In der norwegischen Musikhauptstadt Bergen inspirieren alte Klassiker zeitgenössische Black-Metal-Künstler. Und von beidem profitiert der Tourismus.

Der erste Schritt auf der Suche nach der Dunkelheit führt uns ins Licht. Black Metal wollten wir, Regen haben wir erwartet hier in Bergen, 250 Tage Niederschlag im Jahr ist Europarekord. Doch die Sonne knallt, wir schwitzen in Jeans und Pulli. Wir stehen am Hafen, hinter uns die Fischerhäuschen des 700 Jahre alten Unesco-Weltkulturerbes, vor uns die dampfenden Schlote der Hurtigruten. «Das geht vorbei», sagt Kristian Espedal, richtet seine Lederjacke und meint die Sonne, denn der Qualm der Kreuzfahrtschiffe kommt in Bergen Tag für Tag wieder.

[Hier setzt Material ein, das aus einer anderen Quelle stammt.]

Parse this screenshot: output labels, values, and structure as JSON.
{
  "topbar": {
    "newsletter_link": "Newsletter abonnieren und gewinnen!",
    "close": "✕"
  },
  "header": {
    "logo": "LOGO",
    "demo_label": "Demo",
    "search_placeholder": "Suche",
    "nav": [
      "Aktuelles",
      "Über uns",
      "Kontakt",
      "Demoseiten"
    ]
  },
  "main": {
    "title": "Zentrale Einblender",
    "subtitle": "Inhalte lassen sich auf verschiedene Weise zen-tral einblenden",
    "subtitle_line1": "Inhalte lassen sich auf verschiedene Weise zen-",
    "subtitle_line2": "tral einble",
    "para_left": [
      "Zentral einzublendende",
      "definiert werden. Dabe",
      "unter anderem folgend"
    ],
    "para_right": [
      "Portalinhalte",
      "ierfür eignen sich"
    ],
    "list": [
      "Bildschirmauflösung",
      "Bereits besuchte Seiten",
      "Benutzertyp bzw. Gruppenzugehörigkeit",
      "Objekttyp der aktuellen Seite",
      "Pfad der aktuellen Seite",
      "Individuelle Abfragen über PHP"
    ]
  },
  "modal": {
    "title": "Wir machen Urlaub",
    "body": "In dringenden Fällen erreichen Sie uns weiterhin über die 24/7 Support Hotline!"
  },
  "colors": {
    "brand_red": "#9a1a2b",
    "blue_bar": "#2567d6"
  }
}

Ihn, Espedal, nennen sie hier alle nur Gaahl. Er ist eine echte Figur, gross, Hände wie ein Holzfäller, eine Stimme wie Tom Waits. In der Stadt ist er bekannt, für die Szene eine Ikone, seit er 18 ist macht er Metal-Musik, 43 ist er heute. Gaahl, so hiess es, könne uns von damals erzählen, von den Anfängen im Metal, dem Hass, der Gewalt, den Kirchenbränden. Doch statt über damals redet Gaahl lieber über früher. Über Edvard Grieg, Ole Bull, die norwegische Klassik, ihre Verbundenheit zur Natur. Über eine Zeit, die er und die ganze Szene nie erlebt haben. Und die sie doch zu prägen scheint.

Die Sonne strahlt in der Regenstadt, der bärtige Rocker schwärmt von Griegs Harmonik. Verkehrte Welt in Bergen?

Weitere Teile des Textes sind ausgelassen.